2. The method as described in claim 1, characterized in that, Determining the convergent set of each user's feature vector based on all furniture feature vectors specifically includes: Obtain a user feature vector; Determine the convergent value between the user feature vector and all furniture feature vectors; The set of all convergent values is taken as the convergent value set of the user's feature vector; Repeat the above steps to determine the set of approximate values for the remaining user feature vectors.
3. The method as described in claim 1, characterized in that, Based on all the synergies, the target user's hot-start furniture decision domain is determined, specifically including: Determine the feature vector layer of the target user based on all degrees of synergy; The hot-start furniture decision domain for the target user is determined through the feature vector layer.

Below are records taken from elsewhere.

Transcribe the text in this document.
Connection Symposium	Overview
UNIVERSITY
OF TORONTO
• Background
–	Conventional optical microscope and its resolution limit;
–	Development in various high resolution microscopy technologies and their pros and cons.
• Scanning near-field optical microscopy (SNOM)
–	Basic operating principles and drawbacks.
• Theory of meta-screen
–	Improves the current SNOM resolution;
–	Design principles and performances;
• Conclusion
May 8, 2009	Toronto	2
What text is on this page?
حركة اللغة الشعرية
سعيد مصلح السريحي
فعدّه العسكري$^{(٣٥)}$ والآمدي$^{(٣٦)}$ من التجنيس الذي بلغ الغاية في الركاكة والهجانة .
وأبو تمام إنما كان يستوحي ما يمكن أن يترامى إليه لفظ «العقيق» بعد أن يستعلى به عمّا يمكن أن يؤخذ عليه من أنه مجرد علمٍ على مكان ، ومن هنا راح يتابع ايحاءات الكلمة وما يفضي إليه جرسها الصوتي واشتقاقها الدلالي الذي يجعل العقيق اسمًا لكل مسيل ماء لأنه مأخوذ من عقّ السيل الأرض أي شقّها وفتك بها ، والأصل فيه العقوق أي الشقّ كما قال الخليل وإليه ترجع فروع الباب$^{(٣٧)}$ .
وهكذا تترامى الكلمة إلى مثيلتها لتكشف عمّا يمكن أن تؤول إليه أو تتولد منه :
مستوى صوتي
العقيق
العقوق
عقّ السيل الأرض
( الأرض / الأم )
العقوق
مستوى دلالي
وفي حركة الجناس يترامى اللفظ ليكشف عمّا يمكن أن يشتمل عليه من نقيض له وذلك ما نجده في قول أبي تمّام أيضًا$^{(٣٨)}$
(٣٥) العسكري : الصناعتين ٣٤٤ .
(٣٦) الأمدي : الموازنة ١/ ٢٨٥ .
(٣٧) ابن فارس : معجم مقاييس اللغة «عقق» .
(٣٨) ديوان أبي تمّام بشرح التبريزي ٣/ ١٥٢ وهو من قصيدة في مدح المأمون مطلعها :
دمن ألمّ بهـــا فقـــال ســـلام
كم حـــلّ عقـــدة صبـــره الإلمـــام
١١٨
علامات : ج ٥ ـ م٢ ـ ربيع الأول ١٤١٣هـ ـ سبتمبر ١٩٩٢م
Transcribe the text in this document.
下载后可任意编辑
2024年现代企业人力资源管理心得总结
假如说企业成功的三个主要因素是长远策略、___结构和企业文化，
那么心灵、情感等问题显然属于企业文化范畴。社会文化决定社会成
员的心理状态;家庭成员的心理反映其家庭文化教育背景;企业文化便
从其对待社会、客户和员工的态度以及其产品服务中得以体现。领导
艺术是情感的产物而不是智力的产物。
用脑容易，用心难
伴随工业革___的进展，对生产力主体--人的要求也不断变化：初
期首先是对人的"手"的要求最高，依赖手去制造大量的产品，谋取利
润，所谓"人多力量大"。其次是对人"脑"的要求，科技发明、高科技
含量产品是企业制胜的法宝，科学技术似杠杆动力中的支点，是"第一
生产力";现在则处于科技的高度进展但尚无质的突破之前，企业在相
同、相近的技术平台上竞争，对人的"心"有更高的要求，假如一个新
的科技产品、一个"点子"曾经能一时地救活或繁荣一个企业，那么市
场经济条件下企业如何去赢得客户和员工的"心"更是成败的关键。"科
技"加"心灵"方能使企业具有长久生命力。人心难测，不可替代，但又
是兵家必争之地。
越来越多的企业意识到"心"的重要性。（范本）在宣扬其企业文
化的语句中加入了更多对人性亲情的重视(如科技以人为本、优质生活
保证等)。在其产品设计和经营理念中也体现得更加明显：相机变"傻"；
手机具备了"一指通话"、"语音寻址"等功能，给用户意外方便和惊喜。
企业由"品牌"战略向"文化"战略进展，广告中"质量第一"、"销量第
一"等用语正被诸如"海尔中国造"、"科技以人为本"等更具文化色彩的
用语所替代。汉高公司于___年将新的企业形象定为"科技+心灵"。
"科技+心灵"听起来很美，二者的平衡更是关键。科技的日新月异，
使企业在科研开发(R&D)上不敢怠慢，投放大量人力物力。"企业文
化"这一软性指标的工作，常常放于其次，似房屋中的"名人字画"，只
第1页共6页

4. The method as described in claim 1, characterized in that, Adjusting furniture recommendations for the target user based on the adjustment factor for each type of furniture specifically includes: Obtain the adjustment coefficient of one type of furniture in the hot-start furniture decision domain; The recommended furniture grade for this type of furniture is determined based on this adjustment factor; Repeat the above steps to determine the furniture recommendation level of the remaining furniture in the hot-start furniture decision domain; The furniture recommendation information for the target user is adjusted based on the furniture recommendation level of all furniture in the hot-start furniture decision domain.
5. The method as described in claim 4, characterized in that, The specific furniture recommendation level determined based on this adjustment factor includes: Based on the value of the adjustment coefficient, the furniture recommendation level is divided into strong recommendation level, secondary recommendation level, and weak recommendation level, thereby determining the furniture recommendation level of this type of furniture.
6. The method as described in claim 1, characterized in that, The basic characteristics of each listed piece of furniture and the basic characteristics of each registered user in the shared database of the furniture platform are used as the shared data in the furniture platform.
7. The method as described in claim 1, characterized in that, The feature vector composed of the basic features of a piece of furniture in the specified furniture platform is used as the feature vector of the furniture.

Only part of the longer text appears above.